Flyball,  Training

Hill Reps

The amount of exercise our dogs has increased every year we’ve had them, so far. I think we’ve finally found the human saturation point, because there aren’t enough hours in the day, but it’s definitely not the dog saturation point. Dylan still throws his toys about like a lunatic at 9pm.

During the week …

AM: 1x30minute walk, almost entirely free running. They have their leads on to cross the road there and back, and that’s it.

AM/PM: 1×30 minute walk, again almost entirely free running, OR 15mins agility or flyball training (not always over equipment).

PM: 1×45-60minute walk, free running again.

On weekends, they’re at flyball training from 9am ’til 12pm Saturday, although they’re only actually running for 2×15-20min sessions, and that depends on exactly what we’re working on. On Sunday they either get a 60-90 minute walk in the afternoon which replaces the 30minute walk in the normal routine, or Kim and Dylan go agility training for an hour or so. Mollie gets a day of rest, but she’s an older lady!

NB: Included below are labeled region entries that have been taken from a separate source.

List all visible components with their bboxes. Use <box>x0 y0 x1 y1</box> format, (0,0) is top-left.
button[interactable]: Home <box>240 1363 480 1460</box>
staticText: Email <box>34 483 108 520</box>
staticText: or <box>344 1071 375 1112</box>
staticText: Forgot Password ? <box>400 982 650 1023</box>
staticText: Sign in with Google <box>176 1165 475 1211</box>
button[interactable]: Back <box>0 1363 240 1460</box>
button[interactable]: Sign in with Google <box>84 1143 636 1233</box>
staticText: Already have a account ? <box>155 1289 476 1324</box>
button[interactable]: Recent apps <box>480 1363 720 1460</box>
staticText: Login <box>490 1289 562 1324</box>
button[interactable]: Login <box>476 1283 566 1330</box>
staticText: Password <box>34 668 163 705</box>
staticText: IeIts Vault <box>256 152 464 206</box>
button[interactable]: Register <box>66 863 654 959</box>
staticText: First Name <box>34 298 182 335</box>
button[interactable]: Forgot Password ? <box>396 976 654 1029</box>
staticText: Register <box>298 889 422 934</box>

Tuesdays and Wednesdays during the summer they skip the evening walk, as it’s agility (Tues) and flyball (Wed) training. Mollie doesn’t do agility, but she more than makes up for it at flyball the day after! Evening walk is usually a bit shorter on Fridays, probably about 30mins, especially if we’re competing the next day.

In addition to all that, all three now do a handful of hill reps. This is, apparently, the most fun in the world. Not quite as much fun as flyball, which is the most fun ever imagined anywhere in the universe, but pretty good. Hill reps, for those of you who don’t do athletics (or have family members that do!), is a fairly simple concept. You work on the uphill for 30 seconds, jog back down, power up hill for 30 seconds, jog back down, and so on. Builds up stamina, strength and speed. You increase the number of repetitions depending on your fitness.

We started doing this earlier this week for two reasons. A) Give Mollie an extra workout, and B) encourage Dylan’s chase/race instincts. Me at the bottom of the hill, mother at the top with the precious toy. I hold all three dogs (which isn’t as difficult as it sounds!) and then release them, individually or in pairs, about 0.5-1 second apart. Dylan goes second or last, never first at the moment.

Our hill is about 75m from bottom to top, it’s reasonably steep but not ridiculous.  It’s about 10 mins into our walk so the dogs have warmed up properly, and we currently do 3-4 reps, and then carry on. Hill reps are only part of the evening walk, but now the favourite part. As soon as we get to the hill the dogs all shoot off to the bottom and wait for everyone to get into position. Clever dogs!

This is a pretty boring post, but I’ll let you know if the hill reps seem to have made a difference when we get to Middlesbrough in May, and hopefully get back under 20seconds.